PURPOSE : Coordination of group activity is rarely more important than in a singing group that has no designated conductor. This paper aims to explore the group dynamics in an 11-man singing group whose members, all over 60, have without exception occupied senior leadership positions in their working careers. The study arose because responses to a wider research study revealed interesting perceptions of leadership issues in the group.
DESIGN/METHODOLOGY/APPROACH : All the members participated in semi-structured interviews and interpretative phenomenological analysis of the responses was used to process the responses. This enabled the identification of practices that support the group’s success and illustrated how this group of practiced “leaders” respond to a (relatively) conductorless situation.

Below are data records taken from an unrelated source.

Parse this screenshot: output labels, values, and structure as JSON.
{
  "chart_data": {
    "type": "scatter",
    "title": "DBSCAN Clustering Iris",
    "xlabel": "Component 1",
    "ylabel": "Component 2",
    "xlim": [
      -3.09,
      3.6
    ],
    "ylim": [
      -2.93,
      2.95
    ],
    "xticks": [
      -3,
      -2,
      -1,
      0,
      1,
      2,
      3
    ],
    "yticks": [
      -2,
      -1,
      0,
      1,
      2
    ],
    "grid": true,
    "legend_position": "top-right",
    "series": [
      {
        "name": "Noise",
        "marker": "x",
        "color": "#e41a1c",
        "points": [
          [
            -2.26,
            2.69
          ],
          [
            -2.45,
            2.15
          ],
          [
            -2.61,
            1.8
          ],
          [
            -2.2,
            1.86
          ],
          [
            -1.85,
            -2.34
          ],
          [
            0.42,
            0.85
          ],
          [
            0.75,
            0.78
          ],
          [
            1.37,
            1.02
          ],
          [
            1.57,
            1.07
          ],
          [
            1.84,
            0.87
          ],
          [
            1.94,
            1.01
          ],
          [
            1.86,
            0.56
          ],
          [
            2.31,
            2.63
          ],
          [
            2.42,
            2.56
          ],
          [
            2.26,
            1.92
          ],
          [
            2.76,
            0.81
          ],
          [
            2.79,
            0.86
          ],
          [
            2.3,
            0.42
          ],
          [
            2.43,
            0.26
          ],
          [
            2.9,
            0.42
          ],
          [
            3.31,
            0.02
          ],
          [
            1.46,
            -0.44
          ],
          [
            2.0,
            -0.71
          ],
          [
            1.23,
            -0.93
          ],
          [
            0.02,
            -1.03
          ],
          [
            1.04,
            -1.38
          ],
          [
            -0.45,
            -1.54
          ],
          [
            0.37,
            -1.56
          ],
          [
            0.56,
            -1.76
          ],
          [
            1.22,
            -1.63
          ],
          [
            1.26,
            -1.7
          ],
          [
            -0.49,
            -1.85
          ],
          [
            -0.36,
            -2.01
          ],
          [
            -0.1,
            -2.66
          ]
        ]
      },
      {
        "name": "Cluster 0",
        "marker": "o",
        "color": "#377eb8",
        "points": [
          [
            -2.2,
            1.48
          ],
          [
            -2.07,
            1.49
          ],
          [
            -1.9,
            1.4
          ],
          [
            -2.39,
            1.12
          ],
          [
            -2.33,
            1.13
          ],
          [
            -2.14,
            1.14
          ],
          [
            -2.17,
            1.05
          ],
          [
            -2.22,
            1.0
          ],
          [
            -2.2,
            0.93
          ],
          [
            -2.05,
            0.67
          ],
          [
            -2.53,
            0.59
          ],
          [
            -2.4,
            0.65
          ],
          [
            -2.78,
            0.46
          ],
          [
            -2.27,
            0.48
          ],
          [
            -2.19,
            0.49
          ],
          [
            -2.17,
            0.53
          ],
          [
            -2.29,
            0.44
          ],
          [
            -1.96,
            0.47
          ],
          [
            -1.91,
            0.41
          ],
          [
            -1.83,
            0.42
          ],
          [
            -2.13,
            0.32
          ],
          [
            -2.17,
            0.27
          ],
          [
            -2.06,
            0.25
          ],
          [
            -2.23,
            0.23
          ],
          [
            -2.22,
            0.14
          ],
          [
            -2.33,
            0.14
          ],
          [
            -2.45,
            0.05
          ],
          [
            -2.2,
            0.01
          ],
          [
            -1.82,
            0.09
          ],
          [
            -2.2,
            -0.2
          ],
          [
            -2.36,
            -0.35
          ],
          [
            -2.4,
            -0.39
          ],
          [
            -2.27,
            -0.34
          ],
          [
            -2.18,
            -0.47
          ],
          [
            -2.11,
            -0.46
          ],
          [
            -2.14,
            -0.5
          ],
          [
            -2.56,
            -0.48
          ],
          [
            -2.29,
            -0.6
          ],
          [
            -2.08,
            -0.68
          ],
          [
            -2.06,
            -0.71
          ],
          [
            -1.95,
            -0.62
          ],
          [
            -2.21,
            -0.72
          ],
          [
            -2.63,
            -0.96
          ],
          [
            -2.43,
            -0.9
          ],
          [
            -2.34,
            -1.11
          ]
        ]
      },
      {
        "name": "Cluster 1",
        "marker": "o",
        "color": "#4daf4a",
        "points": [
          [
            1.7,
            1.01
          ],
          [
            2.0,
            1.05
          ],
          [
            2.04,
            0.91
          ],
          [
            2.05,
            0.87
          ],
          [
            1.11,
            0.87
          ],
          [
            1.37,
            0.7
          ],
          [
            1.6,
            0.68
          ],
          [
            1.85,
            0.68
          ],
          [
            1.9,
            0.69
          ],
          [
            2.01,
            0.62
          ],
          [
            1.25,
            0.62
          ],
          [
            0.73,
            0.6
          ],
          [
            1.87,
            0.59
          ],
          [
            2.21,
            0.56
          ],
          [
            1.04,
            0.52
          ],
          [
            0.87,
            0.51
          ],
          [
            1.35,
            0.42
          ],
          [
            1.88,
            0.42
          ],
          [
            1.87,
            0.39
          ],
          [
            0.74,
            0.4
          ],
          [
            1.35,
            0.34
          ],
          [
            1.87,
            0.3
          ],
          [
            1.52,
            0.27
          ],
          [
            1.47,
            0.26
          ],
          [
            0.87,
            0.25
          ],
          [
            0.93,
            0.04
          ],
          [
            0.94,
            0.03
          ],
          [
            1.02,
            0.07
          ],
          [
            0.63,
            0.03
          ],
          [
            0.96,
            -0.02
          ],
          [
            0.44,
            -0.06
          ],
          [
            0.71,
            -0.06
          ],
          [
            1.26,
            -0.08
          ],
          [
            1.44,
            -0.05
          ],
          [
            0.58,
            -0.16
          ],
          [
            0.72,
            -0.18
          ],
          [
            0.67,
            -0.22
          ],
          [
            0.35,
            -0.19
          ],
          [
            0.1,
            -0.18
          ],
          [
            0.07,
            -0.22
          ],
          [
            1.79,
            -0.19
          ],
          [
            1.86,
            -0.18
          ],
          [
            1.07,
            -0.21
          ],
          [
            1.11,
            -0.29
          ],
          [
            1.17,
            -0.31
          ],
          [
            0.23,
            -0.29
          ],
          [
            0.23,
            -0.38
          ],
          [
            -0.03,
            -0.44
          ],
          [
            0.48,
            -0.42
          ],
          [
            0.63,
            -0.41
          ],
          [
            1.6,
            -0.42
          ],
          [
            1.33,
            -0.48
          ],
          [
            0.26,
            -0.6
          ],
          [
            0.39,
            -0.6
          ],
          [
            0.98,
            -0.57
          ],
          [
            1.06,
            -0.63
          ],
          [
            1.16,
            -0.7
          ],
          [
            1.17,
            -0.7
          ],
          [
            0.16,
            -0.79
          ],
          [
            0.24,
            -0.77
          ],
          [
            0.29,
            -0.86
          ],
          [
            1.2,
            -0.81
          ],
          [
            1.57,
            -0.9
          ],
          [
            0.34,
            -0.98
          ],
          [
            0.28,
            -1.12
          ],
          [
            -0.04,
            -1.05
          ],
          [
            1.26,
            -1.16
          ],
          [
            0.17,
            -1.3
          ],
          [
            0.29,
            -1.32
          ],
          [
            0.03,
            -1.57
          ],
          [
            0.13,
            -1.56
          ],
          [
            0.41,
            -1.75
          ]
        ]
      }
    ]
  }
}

FINDINGS : It was confirmed that the group exhibits several characteristics of self-managed teams and string quartets. All members felt empowered to take a lead, although their backgrounds might have predisposed them to take such initiatives anyway. But the long-serving female accompanist is, by virtue inter alia of her superior musicianship, which appears to overcome any gender bias, in many respects the de facto leader. In performance, the singers synchronize their singing in response to cues from each other, but this could work better if given more specific attention.
ORIGINALITY/VALUE : Whereas conducted choirs have been extensively studied, such a self-managed group of amateur singers, all of whom are accustomed to leading in their working careers, has apparently not been studied. This study sheds some light on techniques for overcoming the challenges of creating quality performance in such a group and insights for similar groups, not necessarily musical, are identified.